Even though radar data collected since 2005 showed there was some meltwater inside the Holtedalhfonna glacier, “we did not expect to find such an extended, abundant and saturated aquifer in the selected drilling site, at the end of winter”, explained Jean-Charles Gallet, snow physicist at the Norwegian Polar Institute and expedition coordinator.
“Glaciers are not only dramatically losing their mass but also their cold content.”
‘Dramatic climate change’
Aquifers are underground reservoirs of freshwater or saltwater that permeate the ice crystals in glaciers and weaken them.
“Seeing all that water in the glacier gave us the clearest evidence yet of the effects that dramatic climate change is having in the Arctic,” said Daniele Zannoni, a member of the team from the Ca’ Foscari University in Venice.
Human-caused carbon emissions have warmed the planet by 1.15 degrees Celsius since industrialisation, powered by fossil fuels, began the 19th century. Studies indicate that the Arctic is warming between two and four times faster than the global average.

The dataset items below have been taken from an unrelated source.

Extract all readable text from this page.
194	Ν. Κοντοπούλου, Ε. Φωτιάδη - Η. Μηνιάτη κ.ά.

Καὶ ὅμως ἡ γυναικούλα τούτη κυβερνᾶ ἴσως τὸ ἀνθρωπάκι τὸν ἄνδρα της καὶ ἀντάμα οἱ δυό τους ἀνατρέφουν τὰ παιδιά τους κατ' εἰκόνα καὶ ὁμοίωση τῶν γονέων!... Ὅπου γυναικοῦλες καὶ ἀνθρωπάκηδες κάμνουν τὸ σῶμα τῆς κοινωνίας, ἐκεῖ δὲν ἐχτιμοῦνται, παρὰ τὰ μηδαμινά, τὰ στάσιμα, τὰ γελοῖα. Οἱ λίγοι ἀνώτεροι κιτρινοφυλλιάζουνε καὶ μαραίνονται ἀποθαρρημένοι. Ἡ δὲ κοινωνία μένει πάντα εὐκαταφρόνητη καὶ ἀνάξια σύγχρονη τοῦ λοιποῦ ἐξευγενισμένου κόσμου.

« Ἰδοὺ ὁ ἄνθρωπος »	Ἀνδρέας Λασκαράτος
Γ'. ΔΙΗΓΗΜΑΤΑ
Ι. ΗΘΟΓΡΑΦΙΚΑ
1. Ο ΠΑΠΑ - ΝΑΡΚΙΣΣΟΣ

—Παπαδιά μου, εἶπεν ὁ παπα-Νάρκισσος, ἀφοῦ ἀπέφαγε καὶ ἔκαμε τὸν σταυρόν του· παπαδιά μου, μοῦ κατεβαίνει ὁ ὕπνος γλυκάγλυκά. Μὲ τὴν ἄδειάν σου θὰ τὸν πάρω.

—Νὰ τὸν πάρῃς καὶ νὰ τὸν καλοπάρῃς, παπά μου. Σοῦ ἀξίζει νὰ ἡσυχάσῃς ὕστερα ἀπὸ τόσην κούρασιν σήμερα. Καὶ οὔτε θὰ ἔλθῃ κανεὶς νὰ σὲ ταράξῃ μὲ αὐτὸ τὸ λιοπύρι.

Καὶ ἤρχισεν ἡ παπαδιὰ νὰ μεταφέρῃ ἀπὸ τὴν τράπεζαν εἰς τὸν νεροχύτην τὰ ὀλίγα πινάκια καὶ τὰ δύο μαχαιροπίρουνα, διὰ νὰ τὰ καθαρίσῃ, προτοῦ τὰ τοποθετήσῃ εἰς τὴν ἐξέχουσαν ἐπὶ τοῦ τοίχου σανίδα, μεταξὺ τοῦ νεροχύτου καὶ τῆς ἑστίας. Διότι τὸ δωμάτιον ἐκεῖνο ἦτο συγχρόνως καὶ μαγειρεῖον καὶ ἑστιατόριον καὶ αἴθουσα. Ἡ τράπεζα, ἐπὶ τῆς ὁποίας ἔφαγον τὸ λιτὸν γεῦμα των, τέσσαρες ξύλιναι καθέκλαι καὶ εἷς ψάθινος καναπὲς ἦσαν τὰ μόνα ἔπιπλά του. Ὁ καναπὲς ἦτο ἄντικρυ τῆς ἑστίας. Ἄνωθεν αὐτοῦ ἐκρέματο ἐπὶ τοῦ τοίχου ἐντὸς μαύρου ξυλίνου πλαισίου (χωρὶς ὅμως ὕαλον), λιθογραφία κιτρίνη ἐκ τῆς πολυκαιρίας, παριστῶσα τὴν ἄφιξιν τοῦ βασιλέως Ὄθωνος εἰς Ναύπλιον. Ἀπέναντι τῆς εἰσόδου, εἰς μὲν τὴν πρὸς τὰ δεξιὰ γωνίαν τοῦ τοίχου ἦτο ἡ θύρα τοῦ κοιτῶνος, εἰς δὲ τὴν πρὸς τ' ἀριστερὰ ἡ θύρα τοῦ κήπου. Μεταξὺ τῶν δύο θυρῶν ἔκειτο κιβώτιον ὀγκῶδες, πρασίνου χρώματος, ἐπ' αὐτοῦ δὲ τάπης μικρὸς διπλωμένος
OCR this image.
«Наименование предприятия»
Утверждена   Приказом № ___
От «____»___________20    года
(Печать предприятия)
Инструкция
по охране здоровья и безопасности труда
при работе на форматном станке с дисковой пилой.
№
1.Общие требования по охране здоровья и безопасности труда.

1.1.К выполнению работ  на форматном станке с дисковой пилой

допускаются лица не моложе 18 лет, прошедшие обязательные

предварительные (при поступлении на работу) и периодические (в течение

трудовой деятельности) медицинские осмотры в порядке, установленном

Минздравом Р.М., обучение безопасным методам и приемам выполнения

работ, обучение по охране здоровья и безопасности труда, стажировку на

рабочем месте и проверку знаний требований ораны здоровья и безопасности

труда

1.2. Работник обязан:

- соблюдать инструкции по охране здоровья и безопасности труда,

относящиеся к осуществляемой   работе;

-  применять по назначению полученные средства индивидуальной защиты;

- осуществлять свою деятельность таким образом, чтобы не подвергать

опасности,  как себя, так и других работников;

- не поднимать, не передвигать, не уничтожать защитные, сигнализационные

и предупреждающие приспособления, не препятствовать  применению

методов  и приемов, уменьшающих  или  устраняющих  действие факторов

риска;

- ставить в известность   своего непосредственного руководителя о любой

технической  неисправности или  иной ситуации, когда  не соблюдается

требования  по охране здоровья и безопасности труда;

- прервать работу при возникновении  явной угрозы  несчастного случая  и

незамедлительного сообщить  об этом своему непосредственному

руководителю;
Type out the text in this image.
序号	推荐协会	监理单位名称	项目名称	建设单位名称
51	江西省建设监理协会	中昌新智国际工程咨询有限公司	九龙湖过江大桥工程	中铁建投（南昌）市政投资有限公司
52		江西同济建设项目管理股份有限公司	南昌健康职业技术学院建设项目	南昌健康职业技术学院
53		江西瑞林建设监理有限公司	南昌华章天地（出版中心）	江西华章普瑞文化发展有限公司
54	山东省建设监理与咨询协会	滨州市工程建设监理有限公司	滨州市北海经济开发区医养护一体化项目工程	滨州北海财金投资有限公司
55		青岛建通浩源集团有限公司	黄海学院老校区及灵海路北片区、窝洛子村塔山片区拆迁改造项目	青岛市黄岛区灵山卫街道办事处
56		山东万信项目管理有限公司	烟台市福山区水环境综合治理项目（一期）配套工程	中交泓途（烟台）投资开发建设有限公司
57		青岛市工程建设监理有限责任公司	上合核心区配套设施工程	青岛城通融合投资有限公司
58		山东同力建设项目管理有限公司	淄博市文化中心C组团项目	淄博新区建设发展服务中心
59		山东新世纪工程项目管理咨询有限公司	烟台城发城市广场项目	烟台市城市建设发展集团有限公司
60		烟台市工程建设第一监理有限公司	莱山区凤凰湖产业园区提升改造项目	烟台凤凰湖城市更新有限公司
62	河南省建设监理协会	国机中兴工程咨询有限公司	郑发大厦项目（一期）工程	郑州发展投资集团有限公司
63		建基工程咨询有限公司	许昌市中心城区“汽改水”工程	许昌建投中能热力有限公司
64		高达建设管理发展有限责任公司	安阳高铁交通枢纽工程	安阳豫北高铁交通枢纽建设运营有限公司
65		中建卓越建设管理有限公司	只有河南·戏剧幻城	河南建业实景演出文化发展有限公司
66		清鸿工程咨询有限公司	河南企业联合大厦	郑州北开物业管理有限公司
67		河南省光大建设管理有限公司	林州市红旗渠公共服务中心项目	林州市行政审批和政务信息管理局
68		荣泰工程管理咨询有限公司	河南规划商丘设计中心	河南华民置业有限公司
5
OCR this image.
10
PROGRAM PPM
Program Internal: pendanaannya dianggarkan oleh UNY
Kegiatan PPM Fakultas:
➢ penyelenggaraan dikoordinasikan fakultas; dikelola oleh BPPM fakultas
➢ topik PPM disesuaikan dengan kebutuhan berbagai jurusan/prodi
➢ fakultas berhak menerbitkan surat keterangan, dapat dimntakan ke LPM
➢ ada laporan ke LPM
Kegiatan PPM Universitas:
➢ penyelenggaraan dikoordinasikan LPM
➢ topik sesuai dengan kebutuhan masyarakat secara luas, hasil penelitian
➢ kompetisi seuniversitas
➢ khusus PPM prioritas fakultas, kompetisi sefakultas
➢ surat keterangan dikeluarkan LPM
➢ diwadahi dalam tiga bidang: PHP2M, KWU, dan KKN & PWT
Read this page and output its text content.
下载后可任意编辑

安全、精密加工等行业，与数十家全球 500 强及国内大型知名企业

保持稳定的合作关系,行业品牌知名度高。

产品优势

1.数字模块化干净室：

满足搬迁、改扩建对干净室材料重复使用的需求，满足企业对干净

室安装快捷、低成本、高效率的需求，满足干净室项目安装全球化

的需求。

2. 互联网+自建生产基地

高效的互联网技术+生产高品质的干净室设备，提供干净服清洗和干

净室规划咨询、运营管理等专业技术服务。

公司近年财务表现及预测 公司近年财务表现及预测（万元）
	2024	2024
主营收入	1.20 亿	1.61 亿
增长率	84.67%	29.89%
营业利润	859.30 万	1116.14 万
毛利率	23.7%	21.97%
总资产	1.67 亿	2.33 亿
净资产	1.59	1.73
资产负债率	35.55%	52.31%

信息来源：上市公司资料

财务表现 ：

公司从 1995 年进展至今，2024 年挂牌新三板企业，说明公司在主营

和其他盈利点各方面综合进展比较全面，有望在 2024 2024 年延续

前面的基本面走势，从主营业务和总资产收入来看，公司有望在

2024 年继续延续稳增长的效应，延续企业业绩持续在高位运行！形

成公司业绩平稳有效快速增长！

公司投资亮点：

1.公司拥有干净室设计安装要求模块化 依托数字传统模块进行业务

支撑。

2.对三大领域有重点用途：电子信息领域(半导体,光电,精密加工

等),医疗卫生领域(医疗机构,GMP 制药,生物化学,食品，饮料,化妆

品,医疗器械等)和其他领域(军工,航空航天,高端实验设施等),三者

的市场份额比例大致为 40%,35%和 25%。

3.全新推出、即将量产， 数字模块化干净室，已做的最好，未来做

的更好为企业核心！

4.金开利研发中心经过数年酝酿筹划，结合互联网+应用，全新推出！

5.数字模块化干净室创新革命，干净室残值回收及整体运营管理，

On Friday, the United Nations said the world’s 40-odd “reference glaciers” — those for which long-term observations exist — are more than 26 metres thinner now on average than in 1970.
The pressure of the melt water rushing into the Holtedalhfonna drill hole damaged two of the team’s driller motors, forcing them to relocate to the summit of the Dovrebreen glacier, 13 metres higher up.
When drilling resumed, the researchers succeeded in extracting three ice cores 50-75 metres long. The strata and air bubbles trapped in these precious translucent cylinders, just a dozen centimetres in diameter, could contain up to 300 years of climate history.
Race against time
The race is on for glaciologists, who “are seeing their primary material disappear forever from the surface of the planet”, Jerome Chappellaz, president of the Ice Memory foundation, told AFP on April 3.
“It is our responsibility as glaciologists of this generation to make sure a bit of it is preserved.”
When the researchers had three ice samples, the temperature in Svalbard shot up to -3C, turning part of the route back to their base at the Ny-Alesund research station into a treacherous torrent of water.
Two of the ice cores made it base but the third is still stuck at the drilling site, waiting for more clement weather to be shipped out.
In the meantime, Ice Memory has put out an international plea to other researchers.
“We do need (them)… rapidly to collect samples from endangered glaciers or to save… already collected ice cores, to preserve these very precious data in the Ice Memory sanctuary in Antarctica,” said paleoclimatologist and Ice Memory vice-chair Carlo Barbante.
“If we lose archives like this, we will lose the memory of human alteration of the climate,” stressed Ice Memory director Anne-Catherine Ohlmann.
“We will also lose crucial information for future scientists and policymakers, who will have to make decisions for the well-being of society.”